Why living at the beach makes it tough to find Yuletide Cheer
(Sidenote – Before I begin my story, I just had to share: right now, two of my coworkers, men in their late-50s, are talking about their very personal experiences with online dating. Right across the hall from me. Loudly. Ew.)
On Sunday, Adam went to play golf with Brent, and I went shopping. ( I know. I cringed at that sentence too. I promise we’re not always so OC.) Anyways, the mall is all pretty for Christmas, and seeing as it was a foggy 68 degrees, I thought a fuzzy vest and boots was in order as I bundled out the door, armed with coupons and oodles of Christmas Spirit.
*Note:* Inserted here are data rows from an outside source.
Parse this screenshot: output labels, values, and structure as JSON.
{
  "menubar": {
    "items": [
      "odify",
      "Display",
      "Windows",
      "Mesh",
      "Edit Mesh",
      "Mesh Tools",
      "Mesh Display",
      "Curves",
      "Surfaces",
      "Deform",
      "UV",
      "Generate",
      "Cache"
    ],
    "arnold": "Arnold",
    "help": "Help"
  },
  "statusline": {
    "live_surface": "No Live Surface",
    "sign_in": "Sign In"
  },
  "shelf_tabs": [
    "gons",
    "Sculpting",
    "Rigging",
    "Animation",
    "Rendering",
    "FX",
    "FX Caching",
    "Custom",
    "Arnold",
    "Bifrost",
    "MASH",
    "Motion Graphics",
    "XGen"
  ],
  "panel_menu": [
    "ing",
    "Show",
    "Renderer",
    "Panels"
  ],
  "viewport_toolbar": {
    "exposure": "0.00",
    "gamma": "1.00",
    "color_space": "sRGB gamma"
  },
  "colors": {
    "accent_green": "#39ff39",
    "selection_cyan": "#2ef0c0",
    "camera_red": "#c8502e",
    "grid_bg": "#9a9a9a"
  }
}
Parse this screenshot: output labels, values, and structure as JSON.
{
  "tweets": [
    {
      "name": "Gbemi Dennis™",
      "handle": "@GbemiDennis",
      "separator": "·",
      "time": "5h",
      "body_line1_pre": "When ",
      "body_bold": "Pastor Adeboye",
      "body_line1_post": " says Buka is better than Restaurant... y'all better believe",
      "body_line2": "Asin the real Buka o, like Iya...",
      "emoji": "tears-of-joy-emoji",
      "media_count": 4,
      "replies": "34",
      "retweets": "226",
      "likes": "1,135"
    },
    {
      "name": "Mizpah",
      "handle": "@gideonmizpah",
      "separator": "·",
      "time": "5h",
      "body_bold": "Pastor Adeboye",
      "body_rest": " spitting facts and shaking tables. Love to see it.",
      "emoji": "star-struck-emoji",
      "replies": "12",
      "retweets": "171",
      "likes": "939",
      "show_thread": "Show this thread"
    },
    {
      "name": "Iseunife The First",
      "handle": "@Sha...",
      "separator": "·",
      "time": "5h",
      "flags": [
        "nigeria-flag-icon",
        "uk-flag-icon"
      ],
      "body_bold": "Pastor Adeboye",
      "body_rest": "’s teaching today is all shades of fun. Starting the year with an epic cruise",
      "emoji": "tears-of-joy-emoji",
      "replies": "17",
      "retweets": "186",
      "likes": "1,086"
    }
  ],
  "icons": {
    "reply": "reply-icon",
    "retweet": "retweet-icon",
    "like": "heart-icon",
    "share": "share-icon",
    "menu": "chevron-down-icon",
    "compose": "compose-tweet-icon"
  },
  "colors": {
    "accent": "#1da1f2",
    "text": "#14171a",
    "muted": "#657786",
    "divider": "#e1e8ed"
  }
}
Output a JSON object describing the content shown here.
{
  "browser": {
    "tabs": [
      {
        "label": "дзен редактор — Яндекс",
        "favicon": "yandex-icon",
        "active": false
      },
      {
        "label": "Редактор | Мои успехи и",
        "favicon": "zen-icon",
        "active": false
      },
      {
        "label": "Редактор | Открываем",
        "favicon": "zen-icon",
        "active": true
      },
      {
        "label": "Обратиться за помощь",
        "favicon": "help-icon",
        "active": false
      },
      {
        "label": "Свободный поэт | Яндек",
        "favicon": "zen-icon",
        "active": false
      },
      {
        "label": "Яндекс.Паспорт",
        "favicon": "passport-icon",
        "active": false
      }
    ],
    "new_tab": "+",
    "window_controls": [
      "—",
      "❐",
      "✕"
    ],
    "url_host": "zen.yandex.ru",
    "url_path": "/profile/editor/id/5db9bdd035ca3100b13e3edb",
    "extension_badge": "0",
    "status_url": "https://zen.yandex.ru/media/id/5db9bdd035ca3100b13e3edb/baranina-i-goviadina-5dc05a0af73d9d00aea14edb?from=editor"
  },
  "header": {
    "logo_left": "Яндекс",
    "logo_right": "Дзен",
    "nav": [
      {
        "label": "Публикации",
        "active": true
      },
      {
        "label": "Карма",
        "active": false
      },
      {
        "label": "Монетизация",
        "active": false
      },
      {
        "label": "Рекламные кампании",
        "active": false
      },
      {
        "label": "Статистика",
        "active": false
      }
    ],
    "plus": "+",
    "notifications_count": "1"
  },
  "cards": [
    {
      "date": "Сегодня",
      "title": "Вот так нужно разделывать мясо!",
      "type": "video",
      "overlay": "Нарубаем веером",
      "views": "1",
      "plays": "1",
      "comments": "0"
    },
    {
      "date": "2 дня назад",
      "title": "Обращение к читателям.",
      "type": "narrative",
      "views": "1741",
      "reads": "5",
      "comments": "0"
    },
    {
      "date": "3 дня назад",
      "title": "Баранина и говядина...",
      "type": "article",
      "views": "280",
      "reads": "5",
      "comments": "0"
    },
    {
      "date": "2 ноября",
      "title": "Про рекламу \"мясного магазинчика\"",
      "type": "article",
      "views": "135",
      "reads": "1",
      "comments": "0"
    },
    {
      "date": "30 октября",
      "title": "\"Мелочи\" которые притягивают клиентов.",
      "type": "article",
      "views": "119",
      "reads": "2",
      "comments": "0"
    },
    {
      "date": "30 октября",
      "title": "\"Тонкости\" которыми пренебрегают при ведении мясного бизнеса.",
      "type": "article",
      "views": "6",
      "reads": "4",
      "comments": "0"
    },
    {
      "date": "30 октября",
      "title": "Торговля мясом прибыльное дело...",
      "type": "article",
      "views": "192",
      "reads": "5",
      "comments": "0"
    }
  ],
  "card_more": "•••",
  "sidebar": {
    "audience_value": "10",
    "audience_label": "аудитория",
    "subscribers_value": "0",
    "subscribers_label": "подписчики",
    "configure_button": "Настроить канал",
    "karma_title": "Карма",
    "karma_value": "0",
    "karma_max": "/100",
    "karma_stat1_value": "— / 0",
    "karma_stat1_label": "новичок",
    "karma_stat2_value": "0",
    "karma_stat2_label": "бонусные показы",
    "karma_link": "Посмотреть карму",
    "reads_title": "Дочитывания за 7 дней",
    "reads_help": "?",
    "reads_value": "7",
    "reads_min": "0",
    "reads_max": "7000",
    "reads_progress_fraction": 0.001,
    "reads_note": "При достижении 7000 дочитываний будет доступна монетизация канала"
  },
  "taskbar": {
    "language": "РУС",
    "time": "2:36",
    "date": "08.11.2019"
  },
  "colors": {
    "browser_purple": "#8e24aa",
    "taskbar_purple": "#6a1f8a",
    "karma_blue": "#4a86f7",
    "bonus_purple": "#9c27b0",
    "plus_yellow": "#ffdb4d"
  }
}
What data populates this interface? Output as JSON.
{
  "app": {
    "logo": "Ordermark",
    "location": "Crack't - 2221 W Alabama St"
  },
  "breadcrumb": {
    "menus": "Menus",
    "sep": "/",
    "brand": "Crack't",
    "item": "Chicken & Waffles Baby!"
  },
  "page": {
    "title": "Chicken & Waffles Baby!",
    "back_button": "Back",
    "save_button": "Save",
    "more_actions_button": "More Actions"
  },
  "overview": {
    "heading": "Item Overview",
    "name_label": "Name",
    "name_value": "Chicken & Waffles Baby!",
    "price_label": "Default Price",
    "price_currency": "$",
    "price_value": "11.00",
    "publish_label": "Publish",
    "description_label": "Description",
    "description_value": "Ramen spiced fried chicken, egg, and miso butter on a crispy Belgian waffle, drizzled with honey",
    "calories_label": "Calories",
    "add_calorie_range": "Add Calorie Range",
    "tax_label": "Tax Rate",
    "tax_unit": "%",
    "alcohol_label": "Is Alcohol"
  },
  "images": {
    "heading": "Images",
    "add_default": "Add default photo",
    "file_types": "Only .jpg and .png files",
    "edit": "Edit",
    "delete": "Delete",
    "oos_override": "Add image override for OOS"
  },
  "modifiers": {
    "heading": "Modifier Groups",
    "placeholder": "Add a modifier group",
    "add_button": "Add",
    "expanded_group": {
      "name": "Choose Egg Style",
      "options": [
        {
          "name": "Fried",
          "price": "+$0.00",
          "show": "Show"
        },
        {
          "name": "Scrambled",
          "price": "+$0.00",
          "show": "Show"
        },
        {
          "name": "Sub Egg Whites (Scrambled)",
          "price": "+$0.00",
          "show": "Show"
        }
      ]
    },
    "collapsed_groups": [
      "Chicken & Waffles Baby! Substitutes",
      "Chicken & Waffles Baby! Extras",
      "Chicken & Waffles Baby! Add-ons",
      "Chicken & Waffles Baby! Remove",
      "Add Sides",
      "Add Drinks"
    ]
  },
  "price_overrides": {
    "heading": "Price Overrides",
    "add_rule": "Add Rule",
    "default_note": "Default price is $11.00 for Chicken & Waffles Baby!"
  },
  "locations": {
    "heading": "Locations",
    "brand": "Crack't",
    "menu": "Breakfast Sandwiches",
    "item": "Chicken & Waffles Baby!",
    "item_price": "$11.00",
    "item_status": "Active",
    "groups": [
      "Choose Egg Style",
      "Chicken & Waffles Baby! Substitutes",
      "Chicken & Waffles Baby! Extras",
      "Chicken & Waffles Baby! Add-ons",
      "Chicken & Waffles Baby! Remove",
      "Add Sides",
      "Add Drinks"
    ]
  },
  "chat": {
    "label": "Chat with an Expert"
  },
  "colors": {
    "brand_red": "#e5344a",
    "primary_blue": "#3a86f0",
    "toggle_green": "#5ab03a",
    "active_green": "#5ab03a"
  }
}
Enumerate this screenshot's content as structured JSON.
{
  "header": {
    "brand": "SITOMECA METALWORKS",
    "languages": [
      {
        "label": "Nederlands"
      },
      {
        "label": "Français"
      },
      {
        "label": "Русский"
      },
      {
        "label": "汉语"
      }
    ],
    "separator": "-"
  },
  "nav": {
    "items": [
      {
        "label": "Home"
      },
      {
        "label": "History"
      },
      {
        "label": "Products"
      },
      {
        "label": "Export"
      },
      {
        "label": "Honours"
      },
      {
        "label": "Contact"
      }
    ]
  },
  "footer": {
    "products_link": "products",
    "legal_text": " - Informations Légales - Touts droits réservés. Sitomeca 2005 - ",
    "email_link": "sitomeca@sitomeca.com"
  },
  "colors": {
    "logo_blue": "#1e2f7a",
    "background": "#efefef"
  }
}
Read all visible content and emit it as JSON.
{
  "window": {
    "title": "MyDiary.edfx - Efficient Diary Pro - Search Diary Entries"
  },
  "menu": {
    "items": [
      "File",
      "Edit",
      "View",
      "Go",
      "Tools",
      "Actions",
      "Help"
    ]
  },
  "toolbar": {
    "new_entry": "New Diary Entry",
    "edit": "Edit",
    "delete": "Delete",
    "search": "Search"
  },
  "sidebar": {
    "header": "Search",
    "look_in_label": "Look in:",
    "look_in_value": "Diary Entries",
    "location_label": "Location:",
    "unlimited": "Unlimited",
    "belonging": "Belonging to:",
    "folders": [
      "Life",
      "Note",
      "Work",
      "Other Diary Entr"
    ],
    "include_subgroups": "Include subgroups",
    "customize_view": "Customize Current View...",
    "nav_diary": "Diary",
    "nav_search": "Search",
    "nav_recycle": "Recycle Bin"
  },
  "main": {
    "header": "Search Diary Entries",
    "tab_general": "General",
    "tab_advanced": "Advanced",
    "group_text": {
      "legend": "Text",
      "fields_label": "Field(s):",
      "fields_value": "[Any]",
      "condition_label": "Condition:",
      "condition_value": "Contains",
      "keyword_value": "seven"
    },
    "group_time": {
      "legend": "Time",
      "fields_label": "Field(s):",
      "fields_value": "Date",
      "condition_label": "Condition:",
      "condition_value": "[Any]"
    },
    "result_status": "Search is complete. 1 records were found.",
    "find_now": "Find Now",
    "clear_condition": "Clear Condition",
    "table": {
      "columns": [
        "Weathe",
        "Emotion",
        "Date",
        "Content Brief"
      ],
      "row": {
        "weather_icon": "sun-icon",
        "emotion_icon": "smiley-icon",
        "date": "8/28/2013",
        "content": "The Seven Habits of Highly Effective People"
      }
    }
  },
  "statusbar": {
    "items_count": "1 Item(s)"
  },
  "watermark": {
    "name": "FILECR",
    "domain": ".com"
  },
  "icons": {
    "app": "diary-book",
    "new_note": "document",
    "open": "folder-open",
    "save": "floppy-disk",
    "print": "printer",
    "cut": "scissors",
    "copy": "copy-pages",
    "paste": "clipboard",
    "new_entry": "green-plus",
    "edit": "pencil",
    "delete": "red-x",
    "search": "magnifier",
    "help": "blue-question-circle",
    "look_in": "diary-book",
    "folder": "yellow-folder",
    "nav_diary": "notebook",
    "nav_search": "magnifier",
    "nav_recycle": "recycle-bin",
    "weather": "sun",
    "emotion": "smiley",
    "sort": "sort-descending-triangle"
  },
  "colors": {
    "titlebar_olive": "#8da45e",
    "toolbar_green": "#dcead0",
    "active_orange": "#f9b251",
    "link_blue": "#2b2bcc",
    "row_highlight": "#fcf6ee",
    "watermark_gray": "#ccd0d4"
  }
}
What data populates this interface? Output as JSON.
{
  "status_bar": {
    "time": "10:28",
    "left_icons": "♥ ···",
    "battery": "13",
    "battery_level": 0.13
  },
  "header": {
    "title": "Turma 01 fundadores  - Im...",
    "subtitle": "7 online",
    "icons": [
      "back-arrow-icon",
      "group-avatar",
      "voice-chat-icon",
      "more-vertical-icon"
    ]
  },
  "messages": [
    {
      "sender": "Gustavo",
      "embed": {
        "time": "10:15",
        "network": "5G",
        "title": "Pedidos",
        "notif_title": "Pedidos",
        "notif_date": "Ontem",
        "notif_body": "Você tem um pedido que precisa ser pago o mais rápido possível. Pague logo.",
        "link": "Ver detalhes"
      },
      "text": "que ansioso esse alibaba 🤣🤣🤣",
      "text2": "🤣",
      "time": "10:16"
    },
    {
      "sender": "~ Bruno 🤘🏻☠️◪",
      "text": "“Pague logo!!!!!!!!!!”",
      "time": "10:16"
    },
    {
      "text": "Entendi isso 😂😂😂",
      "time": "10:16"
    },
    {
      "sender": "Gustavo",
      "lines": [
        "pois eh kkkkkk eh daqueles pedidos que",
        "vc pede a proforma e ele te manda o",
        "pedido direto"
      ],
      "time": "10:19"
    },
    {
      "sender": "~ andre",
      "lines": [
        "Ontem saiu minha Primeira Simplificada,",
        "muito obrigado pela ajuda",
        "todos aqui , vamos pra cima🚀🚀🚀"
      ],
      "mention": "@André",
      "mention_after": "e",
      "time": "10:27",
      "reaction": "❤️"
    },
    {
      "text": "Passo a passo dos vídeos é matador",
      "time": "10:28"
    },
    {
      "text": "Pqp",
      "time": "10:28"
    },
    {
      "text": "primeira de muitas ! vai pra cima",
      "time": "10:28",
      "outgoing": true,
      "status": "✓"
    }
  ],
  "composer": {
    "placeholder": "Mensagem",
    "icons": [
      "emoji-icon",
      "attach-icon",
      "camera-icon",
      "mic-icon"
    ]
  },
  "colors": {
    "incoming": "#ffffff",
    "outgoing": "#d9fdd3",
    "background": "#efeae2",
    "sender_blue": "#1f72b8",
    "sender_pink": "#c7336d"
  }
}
It was already sunny by the time I reached the mall, and by the second store, I was starting to feel sweat lightly dot my forehead. By store three I was trying to recall How To Tell If It’s Heatstroke vs. good old-fashioned Dress For The Weather, You Dummy.
The only thing that made me more sad than my very hot Yuletide shopping experience was the desperate attempts on the side of the mall to make us think that it was really Winter-y. Unfortunately, you can’t paint enough snowflakes on your windows to compete with the sweat on our noses, Consumerism.
Of course, as I write this, it’s quite foggy and gray out, a surprisingly brisk 55 degrees, and I just ate soup for lunch and used the heater in Rocky and wished our bosses understood the warm-air concept; plus, I’m wearing a puffy down vest and feeling quite Holly Jolly.
So maybe I just had to wait until December for my frosty nose and glad tidings. At any rate, Yuletide Cheer, thanks for stopping by.